How to Choose to DIY

Creamy Homemade Ricotta from Homemade with Love, out spring 2013

How to Choose to DIY
I’ve had my head in a particular book for a few months now, and it’s given me a good amount of food for thought on the lifestyle of making staples from scratch. (Though the subject of this post is elsewhere, let me take this moment to tell you: you need this book! Happily, it’s available for preorder now.) 

Lucky dog that I am, I am usually swimming in high-quality food writing during all waking hours. Authors and colleagues are shouting the Homemade Gospel from the rooftops: on making ricotta (pictured), nut butters, fruit preserves of all stripes, ketchup, Ro-Tel tomatoes, sodas, veggie burgers, beans, booze, pickles, baked goods, pizza, doggie food, cereal, Cheez crackers, chocolate truffles, and—the list goes on. It’s enough to make your grocery list look inadequate.

As a food enthusiast, Renaissance cook, Little House-loving amateur farm gal, urban gourmet, how do you bring scratch food into rotation? You know the rotation I mean: not the one-offs, the annual projects for gifts or saving the season, but the Wednesday nights, the Monday morning breakfasts, the mid-winter grocery lists. How do you start these scratch habits without becoming overwhelmed?

For me, taste is a big factor: the effort is well worth the payoff. Salad dressings, sauces, most (but not all) breads, jams and marmalades, and granola are made with love with my two hands because I like my results better than those on the shelf. They’re fast, and they’re satisfying.
Outside of our gotta-have-‘em weekly necessities, I prioritize by fun. Cooking should be fun! I make limoncello every year or so because I love the way the house smells after zesting dozens of lemons. I love making cranberry ketchups and Nutella for the sheer novelty of the ultimate dipping companion. Does that mean I make all my beverages, or eschew the whole condiment aisle? Nay, it does not.

If there’s anything is a distressing byproduct of great food writing, it’s a discouraged home cook. I live to make a difference for the home cook! Home cooking is not some kind of yardstick against which we all are judged and found wanting. (Amen?) These food writers with big scratch-cooking ideas: they’re cheering you on.

So do what you can. Do what works for your life, and come back to try more new things another time. They’ll keep. Pile your plate with good whole foods, serve a bakery’s French bread and a good friend’s herbed butter and call it good.
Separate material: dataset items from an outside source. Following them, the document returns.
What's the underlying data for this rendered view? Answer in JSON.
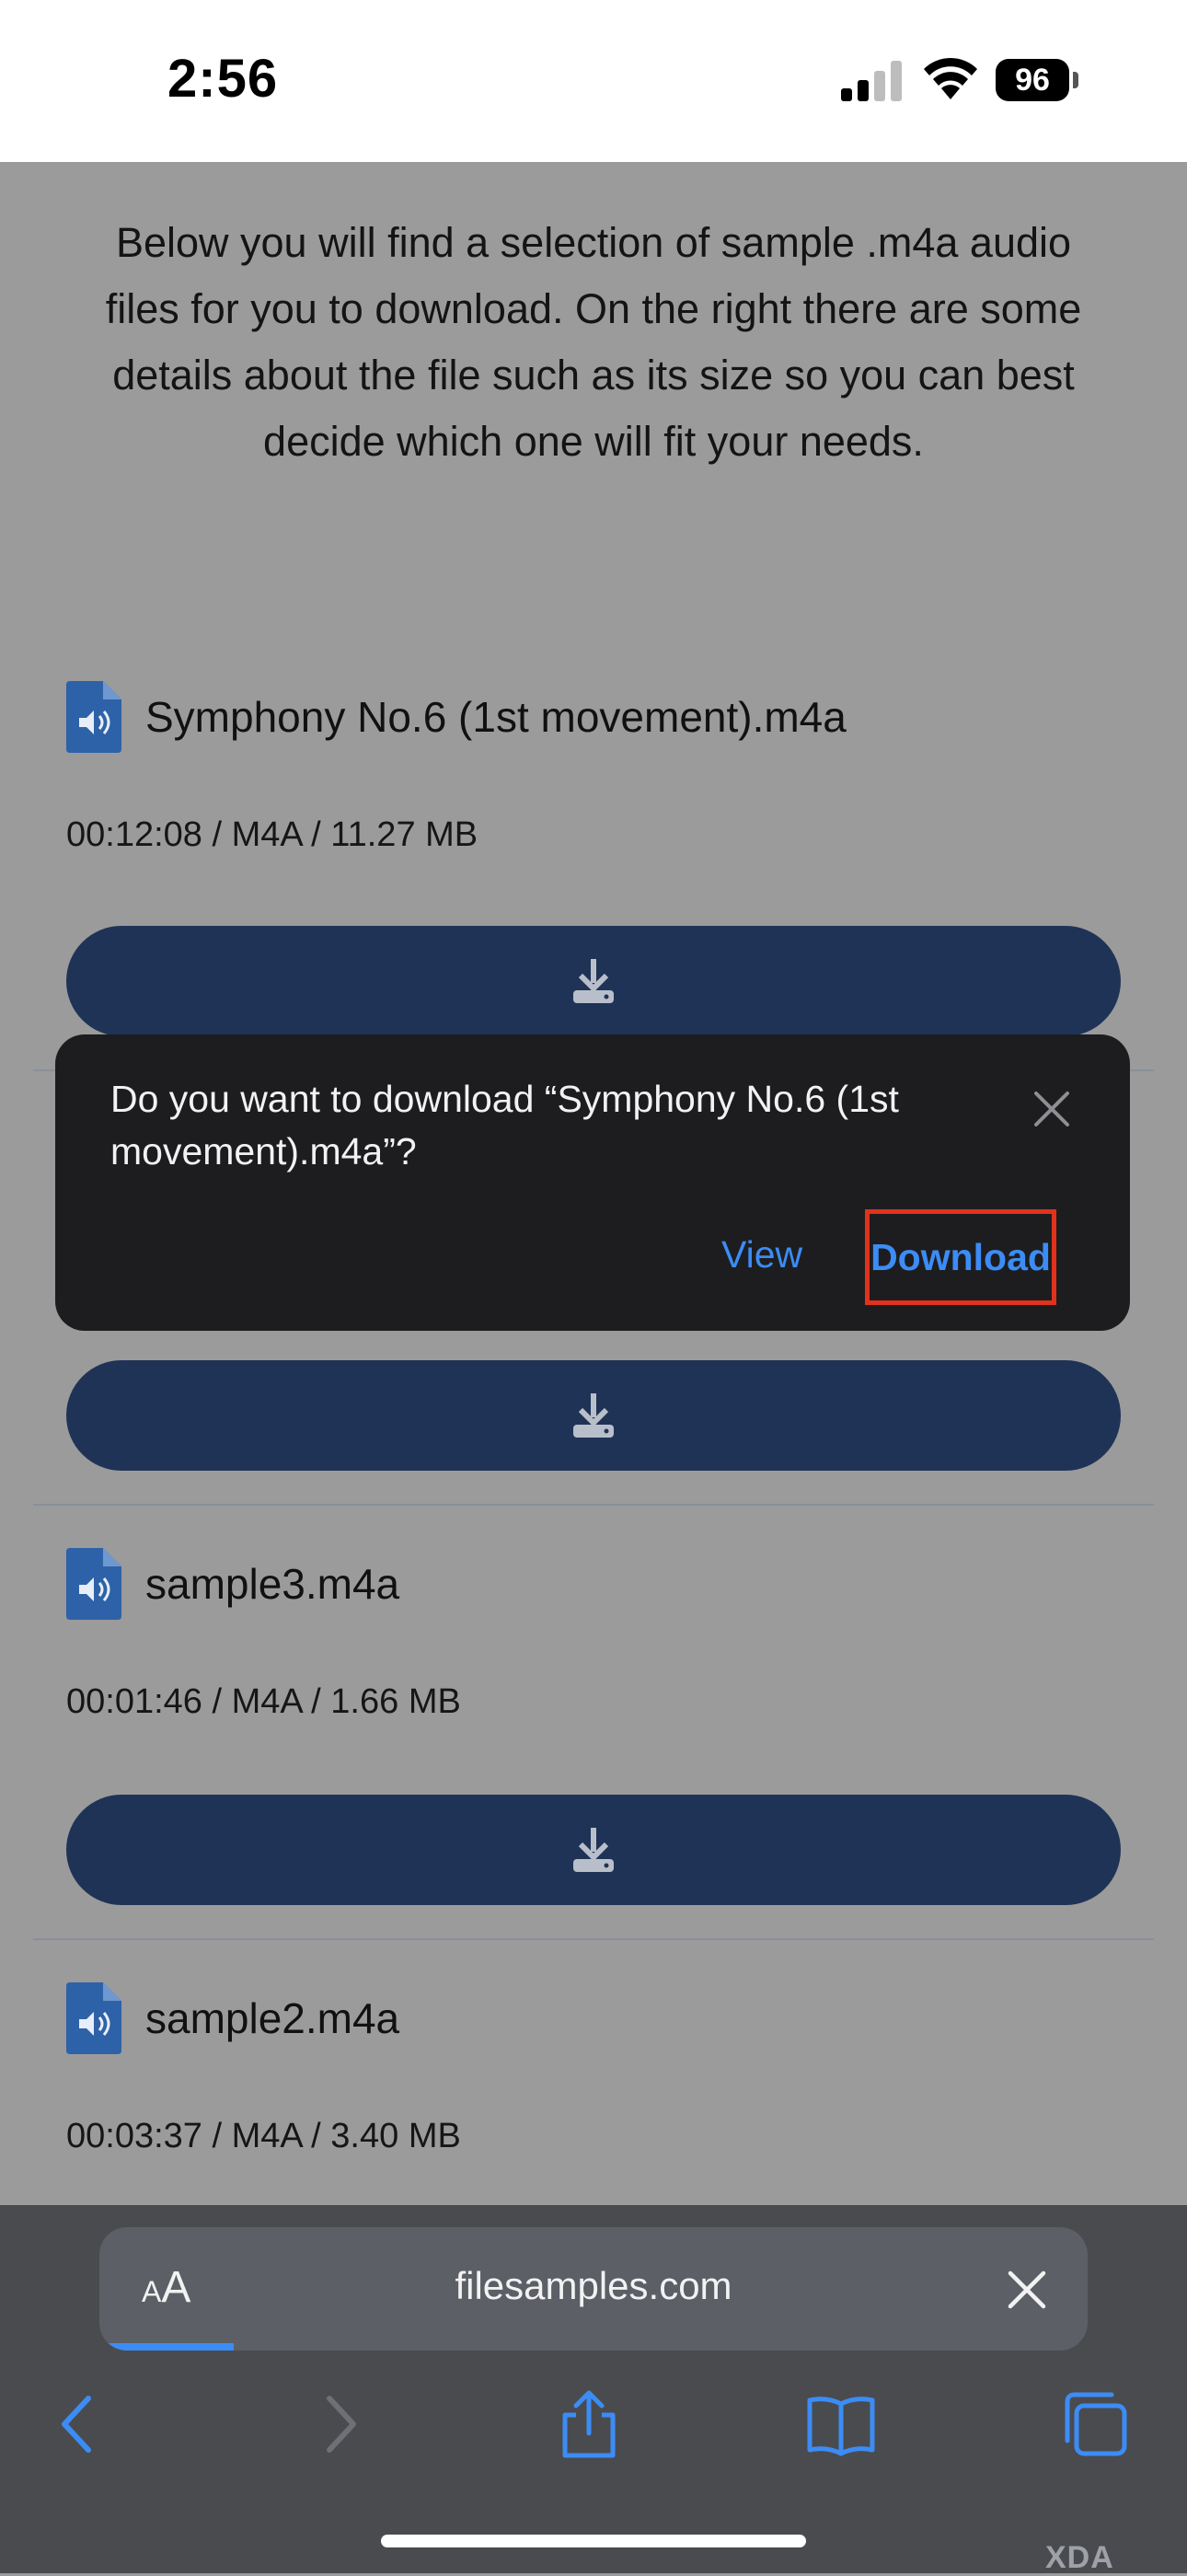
{
  "status_bar": {
    "time": "2:56",
    "battery": "96"
  },
  "page": {
    "intro": "Below you will find a selection of sample .m4a audio files for you to download. On the right there are some details about the file such as its size so you can best decide which one will fit your needs.",
    "files": [
      {
        "title": "Symphony No.6 (1st movement).m4a",
        "meta": "00:12:08 / M4A / 11.27 MB"
      },
      {
        "title": "sample3.m4a",
        "meta": "00:01:46 / M4A / 1.66 MB"
      },
      {
        "title": "sample2.m4a",
        "meta": "00:03:37 / M4A / 3.40 MB"
      }
    ]
  },
  "download_prompt": {
    "message": "Do you want to download “Symphony No.6 (1st movement).m4a”?",
    "view_label": "View",
    "download_label": "Download"
  },
  "browser": {
    "text_size_label_small": "A",
    "text_size_label_large": "A",
    "url": "filesamples.com",
    "toolbar_icons": [
      "back-icon",
      "forward-icon",
      "share-icon",
      "bookmarks-icon",
      "tabs-icon"
    ]
  },
  "watermark": "XDA",
  "colors": {
    "button": "#1f3356",
    "accent": "#3c8cf5",
    "highlight": "#e0321c",
    "prompt_bg": "#1d1d1f"
  }
}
Season to taste with hot sauce—you can even use the Rooster brand, because you can always try your hand at a homemade version later. Enjoy. Savor. The best cooks will tell you that they’re constantly evolving, depending what matters then. And when you want to indulge in making mustard, kombucha, strawberry wine, or sourdough baguettes, do it for pure joy, because cooking from the ground up is a pleasure unlike any other pleasure.